Thread: Partial Derivatives and continuity

1. Partial Derivatives and continuity

I do not understand the second part of the following question. Can someone please explain it to me. Thanks

Find all points in the plane where f is not defined. Is it possible to extend the domain of f to the entire plane (by defining values of f(x,y) at points where it it currently undefined) in such a way that the 'new' function is continuous on the entire plane?

See the attached gif (click on function and Answer.gif) for the Function and 1st part answer of the question. The 2nd part answer of the question is these points can be added to the domain of f(x,y) by defining f(x,y)=2y.

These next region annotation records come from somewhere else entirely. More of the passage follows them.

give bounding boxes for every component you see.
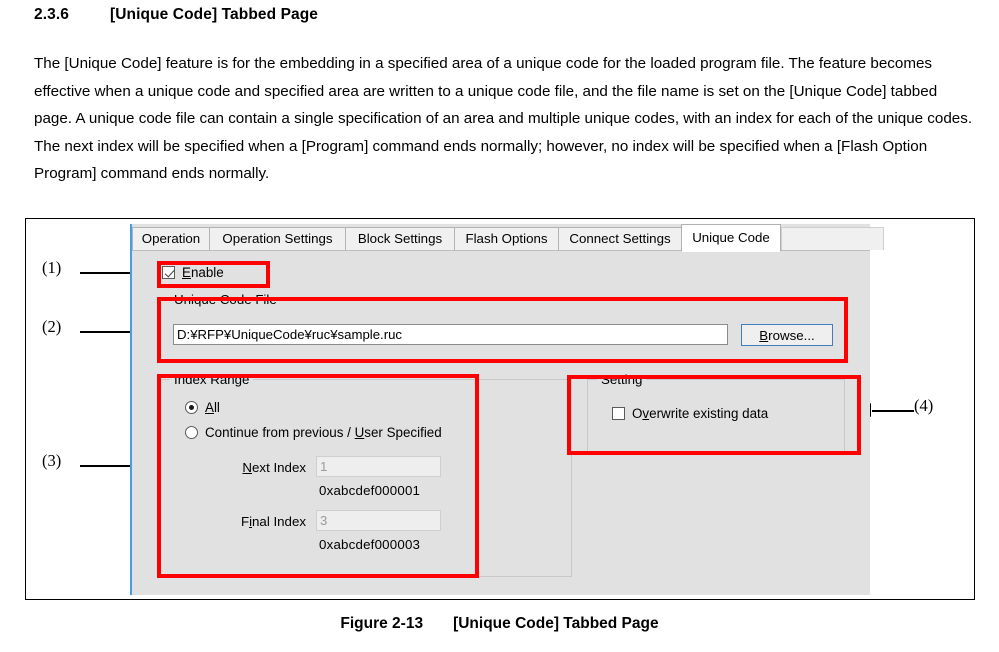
radio-continue-label-pre: Continue from previous / <box>205 425 355 440</box>
tab-connect-settings[interactable]: Connect Settings <box>558 227 682 250</box>
callout-3-label: (3) <box>42 451 62 470</box>
final-index-label: Final Index <box>201 514 306 529</box>
tab-label: Connect Settings <box>569 231 671 246</box>
unique-code-dialog: Operation Operation Settings Block Setti… <box>130 224 884 595</box>
next-index-label: Next Index <box>201 460 306 475</box>
callout-2-arrow-line <box>80 331 132 334</box>
callout-3-arrow-line <box>80 465 132 468</box>
next-index-label-rest: ext Index <box>252 460 306 475</box>
tab-block-settings[interactable]: Block Settings <box>345 227 455 250</box>
tab-label: Operation <box>141 231 201 246</box>
unique-code-file-group: Unique Code File D:¥RFP¥UniqueCode¥ruc¥s… <box>160 292 845 361</box>
callout-1-arrow-line <box>80 272 132 275</box>
setting-group-title: Setting <box>597 372 647 387</box>
tab-flash-options[interactable]: Flash Options <box>454 227 559 250</box>
radio-continue-accel: U <box>354 425 365 440</box>
callout-4-label: (4) <box>914 396 934 415</box>
index-range-group-title: Index Range <box>170 372 254 387</box>
callout-1-label: (1) <box>42 258 62 277</box>
setting-group: Setting Overwrite existing data <box>587 372 845 454</box>
section-number: 2.3.6 <box>34 6 69 23</box>
overwrite-existing-data-checkbox[interactable]: Overwrite existing data <box>612 406 768 421</box>
final-index-label-pre: F <box>240 514 250 529</box>
tab-strip-filler <box>781 227 884 250</box>
unique-code-file-group-title: Unique Code File <box>170 292 281 307</box>
unique-code-file-path-input[interactable]: D:¥RFP¥UniqueCode¥ruc¥sample.ruc <box>173 324 728 345</box>
section-title: [Unique Code] Tabbed Page <box>110 6 319 23</box>
overwrite-label-rest: erwrite existing data <box>649 406 769 421</box>
radio-unselected-icon <box>185 426 198 439</box>
body-paragraph: The [Unique Code] feature is for the emb… <box>34 55 973 182</box>
tab-operation-settings[interactable]: Operation Settings <box>209 227 346 250</box>
tab-label: Operation Settings <box>222 231 333 246</box>
overwrite-checkbox-label: Overwrite existing data <box>632 406 768 421</box>
radio-all[interactable]: All <box>185 400 220 415</box>
enable-label-rest: nable <box>190 265 224 280</box>
tab-page-unique-code: Enable Unique Code File D:¥RFP¥UniqueCod… <box>132 251 870 595</box>
final-index-label-rest: nal Index <box>252 514 306 529</box>
browse-button[interactable]: Browse... <box>741 324 833 346</box>
radio-all-label: All <box>205 400 220 415</box>
radio-selected-icon <box>185 401 198 414</box>
radio-continue-label-rest: ser Specified <box>364 425 442 440</box>
browse-label-rest: rowse... <box>768 327 815 343</box>
enable-accel: E <box>182 265 191 280</box>
radio-continue-label: Continue from previous / User Specified <box>205 425 442 440</box>
enable-checkbox-label: Enable <box>182 265 224 280</box>
callout-4-arrow-line <box>872 410 914 413</box>
final-index-input[interactable]: 3 <box>316 510 441 531</box>
callout-2-label: (2) <box>42 317 62 336</box>
tab-label: Flash Options <box>465 231 548 246</box>
checkbox-check-icon <box>162 266 175 279</box>
radio-continue-from-previous[interactable]: Continue from previous / User Specified <box>185 425 442 440</box>
tab-operation[interactable]: Operation <box>132 227 210 250</box>
browse-button-label: Browse... <box>759 328 814 343</box>
figure-caption-label: Figure 2-13 <box>340 615 424 632</box>
index-range-group: Index Range All Continue from previous /… <box>160 372 572 577</box>
figure-caption: Figure 2-13 [Unique Code] Tabbed Page <box>0 615 999 633</box>
radio-all-label-rest: ll <box>213 400 220 415</box>
final-index-hex-value: 0xabcdef000003 <box>319 537 421 552</box>
radio-all-accel: A <box>205 400 214 415</box>
overwrite-label-pre: O <box>632 406 643 421</box>
page-title: 2.3.6 [Unique Code] Tabbed Page <box>34 6 318 24</box>
browse-accel: B <box>759 327 769 343</box>
tab-unique-code[interactable]: Unique Code <box>681 224 781 252</box>
figure-caption-title: [Unique Code] Tabbed Page <box>453 615 659 632</box>
tab-label: Unique Code <box>692 230 770 245</box>
next-index-accel: N <box>242 460 253 475</box>
next-index-hex-value: 0xabcdef000001 <box>319 483 421 498</box>
next-index-input[interactable]: 1 <box>316 456 441 477</box>
checkbox-empty-icon <box>612 407 625 420</box>
tab-label: Block Settings <box>357 231 443 246</box>
tab-strip: Operation Operation Settings Block Setti… <box>132 224 884 252</box>
enable-checkbox[interactable]: Enable <box>162 265 224 280</box>
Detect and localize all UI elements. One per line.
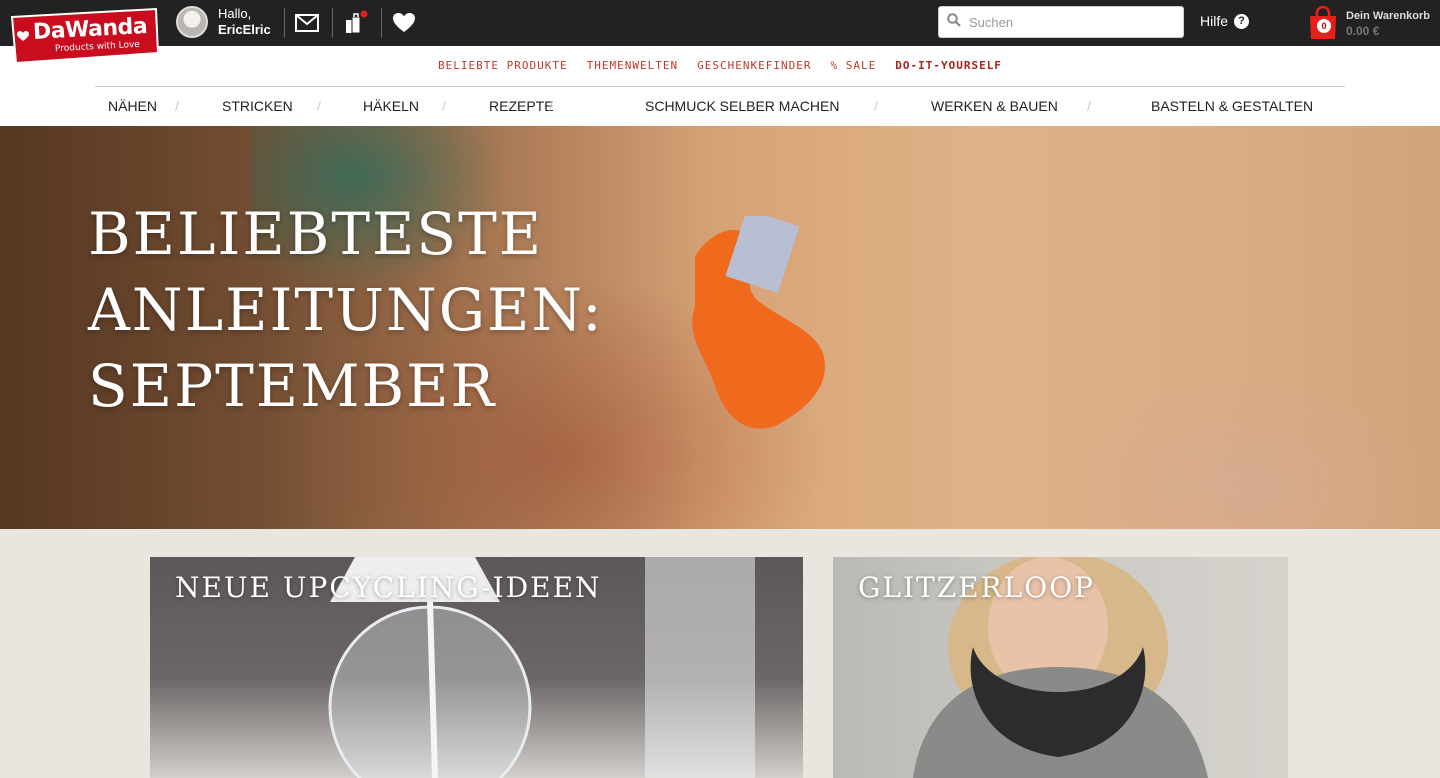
separator: / (1087, 98, 1091, 114)
top-bar: Hallo, EricElric Hilfe ? 0 Dein Warenkor… (0, 0, 1440, 46)
tile-title: NEUE UPCYCLING-IDEEN (175, 571, 602, 604)
nav-haekeln[interactable]: HÄKELN (363, 98, 419, 114)
cart-amount: 0.00 € (1346, 24, 1380, 38)
dawanda-logo[interactable]: DaWanda Products with Love (10, 7, 160, 65)
category-do-it-yourself[interactable]: DO-IT-YOURSELF (895, 59, 1002, 72)
nav-basteln-gestalten[interactable]: BASTELN & GESTALTEN (1151, 98, 1313, 114)
heart-icon[interactable] (391, 10, 417, 36)
divider (332, 8, 333, 38)
nav-rezepte[interactable]: REZEPTE (489, 98, 554, 114)
avatar[interactable] (176, 6, 208, 38)
category-navigation: BELIEBTE PRODUKTE THEMENWELTEN GESCHENKE… (0, 46, 1440, 126)
help-link[interactable]: Hilfe ? (1200, 13, 1250, 29)
nav-stricken[interactable]: STRICKEN (222, 98, 293, 114)
tile-title: GLITZERLOOP (858, 571, 1096, 604)
search-icon (947, 12, 961, 32)
felt-figure-image (692, 216, 825, 429)
separator: / (442, 98, 446, 114)
separator: / (874, 98, 878, 114)
hero-title-line-3: SEPTEMBER (88, 352, 497, 420)
shopping-bags-icon[interactable] (342, 10, 368, 36)
nav-werken-bauen[interactable]: WERKEN & BAUEN (931, 98, 1058, 114)
divider (284, 8, 285, 38)
hero-title-line-1: BELIEBTESTE (88, 200, 544, 268)
cart-label: Dein Warenkorb (1346, 10, 1430, 22)
diy-subnavigation: NÄHEN / STRICKEN / HÄKELN / REZEPTE / SC… (0, 98, 1440, 118)
category-themenwelten[interactable]: THEMENWELTEN (587, 59, 678, 72)
divider (381, 8, 382, 38)
category-sale[interactable]: % SALE (830, 59, 876, 72)
search-input[interactable] (969, 14, 1169, 30)
greeting-text: Hallo, (218, 6, 252, 21)
separator: / (549, 98, 553, 114)
user-greeting: Hallo, EricElric (218, 6, 271, 38)
divider (95, 86, 1345, 87)
username[interactable]: EricElric (218, 22, 271, 38)
nav-schmuck-selber-machen[interactable]: SCHMUCK SELBER MACHEN (645, 98, 839, 114)
help-label: Hilfe (1200, 13, 1229, 29)
search-box[interactable] (938, 6, 1184, 38)
cart-count-badge: 0 (1317, 19, 1331, 33)
tile-glitzerloop[interactable]: GLITZERLOOP (833, 557, 1288, 778)
user-menu[interactable]: Hallo, EricElric (176, 6, 271, 38)
separator: / (175, 98, 179, 114)
hero-title-line-2: ANLEITUNGEN: (88, 276, 604, 344)
mail-icon[interactable] (294, 10, 320, 36)
cart-icon[interactable]: 0 (1308, 5, 1338, 45)
category-geschenkefinder[interactable]: GESCHENKEFINDER (697, 59, 811, 72)
main-categories: BELIEBTE PRODUKTE THEMENWELTEN GESCHENKE… (0, 59, 1440, 72)
nav-naehen[interactable]: NÄHEN (108, 98, 157, 114)
tile-upcycling[interactable]: NEUE UPCYCLING-IDEEN (150, 557, 803, 778)
hero-title: BELIEBTESTE ANLEITUNGEN: SEPTEMBER (88, 196, 604, 424)
hero-banner[interactable]: BELIEBTESTE ANLEITUNGEN: SEPTEMBER (0, 126, 1440, 529)
cart-summary[interactable]: Dein Warenkorb 0.00 € (1346, 9, 1430, 39)
separator: / (317, 98, 321, 114)
category-beliebte-produkte[interactable]: BELIEBTE PRODUKTE (438, 59, 568, 72)
help-icon: ? (1234, 13, 1250, 29)
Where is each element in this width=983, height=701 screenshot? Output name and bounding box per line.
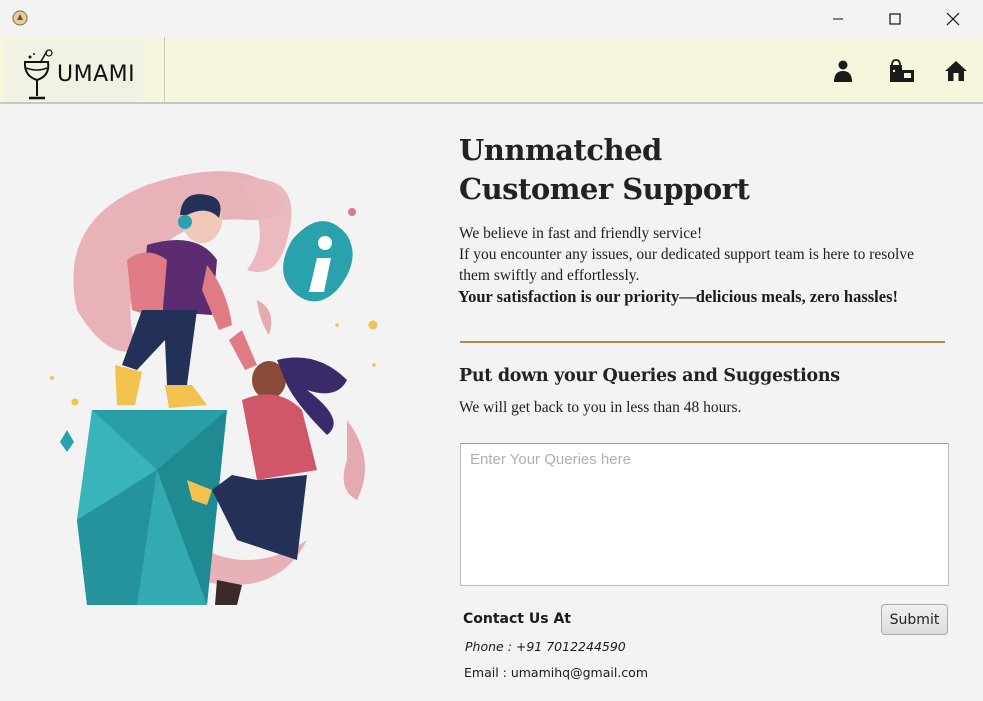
header-divider	[164, 37, 165, 102]
profile-icon[interactable]	[831, 59, 855, 83]
brand-name: UMAMI	[57, 62, 136, 87]
app-header: UMAMI	[0, 37, 983, 104]
response-time-note: We will get back to you in less than 48 …	[459, 399, 742, 416]
minimize-icon	[833, 18, 843, 19]
submit-button[interactable]: Submit	[881, 604, 948, 635]
contact-email: Email : umamihq@gmail.com	[464, 665, 648, 680]
shop-icon[interactable]	[889, 59, 914, 83]
home-icon[interactable]	[944, 59, 968, 83]
page-title: Unnmatched Customer Support	[459, 131, 939, 209]
page-title-line1: Unnmatched	[459, 133, 662, 167]
description-line: We believe in fast and friendly service!	[459, 225, 703, 242]
page-title-line2: Customer Support	[459, 172, 750, 206]
description-line: If you encounter any issues, our dedicat…	[459, 246, 914, 263]
close-button[interactable]	[930, 0, 976, 37]
customer-support-illustration	[47, 160, 383, 605]
maximize-icon	[889, 12, 901, 25]
description-line: them swiftly and effortlessly.	[459, 267, 640, 284]
contact-phone: Phone : +91 7012244590	[465, 639, 626, 654]
brand-logo[interactable]: UMAMI	[4, 41, 143, 101]
contact-heading: Contact Us At	[463, 611, 571, 627]
section-divider	[460, 341, 945, 343]
support-description: We believe in fast and friendly service!…	[459, 223, 959, 286]
queries-heading: Put down your Queries and Suggestions	[459, 366, 840, 386]
app-logo-icon	[11, 9, 29, 27]
window-title-bar	[0, 0, 983, 37]
cocktail-glass-icon	[20, 46, 54, 107]
satisfaction-statement: Your satisfaction is our priority—delici…	[458, 287, 898, 306]
maximize-button[interactable]	[872, 0, 918, 37]
minimize-button[interactable]	[815, 0, 861, 37]
close-icon	[946, 12, 960, 25]
query-input[interactable]	[460, 443, 949, 586]
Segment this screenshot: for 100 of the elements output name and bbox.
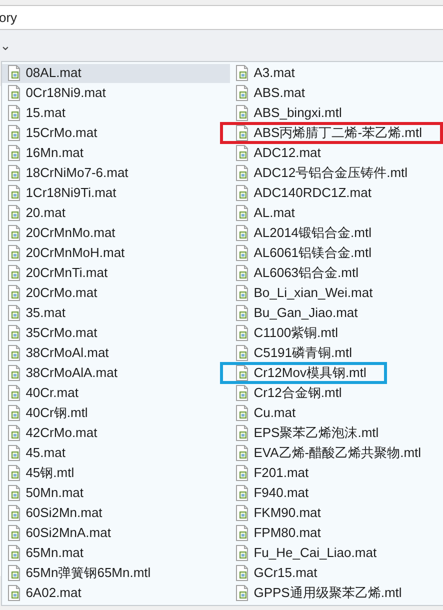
file-item[interactable]: 60Si2MnA.mat xyxy=(2,524,115,542)
file-item[interactable]: 16Mn.mat xyxy=(2,144,88,162)
document-icon xyxy=(6,125,21,141)
document-icon xyxy=(6,365,21,381)
document-icon xyxy=(6,425,21,441)
document-icon xyxy=(234,465,249,481)
file-item[interactable]: 38CrMoAlA.mat xyxy=(2,364,122,382)
file-item[interactable]: 15CrMo.mat xyxy=(2,124,102,142)
file-item[interactable]: 45.mat xyxy=(2,444,70,462)
file-item[interactable]: 20CrMo.mat xyxy=(2,284,102,302)
file-item[interactable]: ABS丙烯腈丁二烯-苯乙烯.mtl xyxy=(220,122,443,144)
file-item[interactable]: GPPS通用级聚苯乙烯.mtl xyxy=(230,584,406,602)
file-item[interactable]: EPS聚苯乙烯泡沫.mtl xyxy=(230,424,383,442)
document-icon xyxy=(6,345,21,361)
file-item[interactable]: 20.mat xyxy=(2,204,70,222)
file-item[interactable]: ABS.mat xyxy=(230,84,309,102)
document-icon xyxy=(234,105,249,121)
file-item[interactable]: ADC12.mat xyxy=(230,144,325,162)
file-item[interactable]: 40Cr.mat xyxy=(2,384,82,402)
document-icon xyxy=(234,165,249,181)
document-icon xyxy=(6,385,21,401)
document-icon xyxy=(6,445,21,461)
file-item[interactable]: 35CrMo.mat xyxy=(2,324,102,342)
document-icon xyxy=(234,65,249,81)
document-icon xyxy=(234,225,249,241)
document-icon xyxy=(234,145,249,161)
file-item[interactable]: Bo_Li_xian_Wei.mat xyxy=(230,284,377,302)
document-icon xyxy=(6,505,21,521)
file-item[interactable]: 1Cr18Ni9Ti.mat xyxy=(2,184,120,202)
file-item[interactable]: AL.mat xyxy=(230,204,299,222)
document-icon xyxy=(6,465,21,481)
file-item[interactable]: AL6061铝镁合金.mtl xyxy=(230,244,376,262)
file-item[interactable]: 0Cr18Ni9.mat xyxy=(2,84,110,102)
document-icon xyxy=(6,325,21,341)
file-item[interactable]: ADC12号铝合金压铸件.mtl xyxy=(230,164,412,182)
file-item[interactable]: FKM90.mat xyxy=(230,504,325,522)
file-item[interactable]: GCr15.mat xyxy=(230,564,322,582)
file-item[interactable]: 45钢.mtl xyxy=(2,464,78,482)
file-item[interactable]: A3.mat xyxy=(230,64,299,82)
file-item[interactable]: C1100紫铜.mtl xyxy=(230,324,342,342)
document-icon xyxy=(6,65,21,81)
file-item[interactable]: FPM80.mat xyxy=(230,524,325,542)
file-item[interactable]: Cr12合金钢.mtl xyxy=(230,384,346,402)
file-item[interactable]: Cr12Mov模具钢.mtl xyxy=(220,362,388,384)
document-icon xyxy=(6,525,21,541)
file-item[interactable]: 20CrMnMoH.mat xyxy=(2,244,129,262)
document-icon xyxy=(234,245,249,261)
file-item[interactable]: 18CrNiMo7-6.mat xyxy=(2,164,132,182)
file-item[interactable]: C5191磷青铜.mtl xyxy=(230,344,356,362)
file-item[interactable]: Fu_He_Cai_Liao.mat xyxy=(230,544,381,562)
file-item[interactable]: 6A02.mat xyxy=(2,584,86,602)
file-item[interactable]: 35.mat xyxy=(2,304,70,322)
document-icon xyxy=(234,285,249,301)
document-icon xyxy=(234,445,249,461)
file-item[interactable]: AL2014锻铝合金.mtl xyxy=(230,224,376,242)
document-icon xyxy=(234,125,249,141)
file-item[interactable]: 65Mn弹簧钢65Mn.mtl xyxy=(2,564,155,582)
document-icon xyxy=(234,505,249,521)
document-icon xyxy=(234,205,249,221)
chevron-icon[interactable]: ⌄ xyxy=(0,39,11,52)
document-icon xyxy=(6,145,21,161)
document-icon xyxy=(6,305,21,321)
file-item[interactable]: EVA乙烯-醋酸乙烯共聚物.mtl xyxy=(230,444,426,462)
document-icon xyxy=(6,205,21,221)
document-icon xyxy=(6,185,21,201)
file-item[interactable]: 42CrMo.mat xyxy=(2,424,102,442)
file-item[interactable]: F940.mat xyxy=(230,484,313,502)
file-item[interactable]: 60Si2Mn.mat xyxy=(2,504,106,522)
document-icon xyxy=(234,325,249,341)
file-item[interactable]: AL6063铝合金.mtl xyxy=(230,264,362,282)
document-icon xyxy=(6,585,21,601)
document-icon xyxy=(234,525,249,541)
document-icon xyxy=(234,365,249,381)
file-item[interactable]: 20CrMnTi.mat xyxy=(2,264,112,282)
document-icon xyxy=(6,285,21,301)
file-item[interactable]: 38CrMoAl.mat xyxy=(2,344,113,362)
file-item[interactable]: Bu_Gan_Jiao.mat xyxy=(230,304,362,322)
document-icon xyxy=(234,85,249,101)
document-icon xyxy=(234,265,249,281)
file-item[interactable]: 15.mat xyxy=(2,104,70,122)
file-item[interactable]: Cu.mat xyxy=(230,404,300,422)
document-icon xyxy=(234,305,249,321)
document-icon xyxy=(6,265,21,281)
document-icon xyxy=(6,105,21,121)
file-item[interactable]: 20CrMnMo.mat xyxy=(2,224,120,242)
document-icon xyxy=(234,485,249,501)
document-icon xyxy=(6,225,21,241)
document-icon xyxy=(234,345,249,361)
file-item[interactable]: 40Cr钢.mtl xyxy=(2,404,92,422)
file-item[interactable]: F201.mat xyxy=(230,464,313,482)
document-icon xyxy=(6,85,21,101)
file-item[interactable]: 08AL.mat xyxy=(2,64,230,82)
document-icon xyxy=(6,565,21,581)
file-item[interactable]: ABS_bingxi.mtl xyxy=(230,104,346,122)
document-icon xyxy=(234,425,249,441)
file-item[interactable]: ADC140RDC1Z.mat xyxy=(230,184,376,202)
file-item[interactable]: 50Mn.mat xyxy=(2,484,88,502)
file-item[interactable]: 65Mn.mat xyxy=(2,544,88,562)
document-icon xyxy=(6,545,21,561)
document-icon xyxy=(234,585,249,601)
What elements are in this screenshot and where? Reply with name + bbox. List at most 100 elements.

Function: f(x,y) = (x^2 - y^2)/(x - y)
Answer: 1st part {x, y E R^2 | x=y}

2. It's just like $f(x)={x^2-4\over x-2}$

which is ALMOST the same as the line y=x+2, but has a hole in it at x=2, since you cannot have a zero in your denominator.

In order to make f(x) continuous you plug in x=2 into x+2, giving you 4, filling in that hole.

$f(x,y)={x^2-y^2\over x-y}$ is not defined along the line y=x.

Everywhere else it is equal to $g(x,y)=x+y$

IF you let y=x, then x+y becomes 2x, or 2y along that line.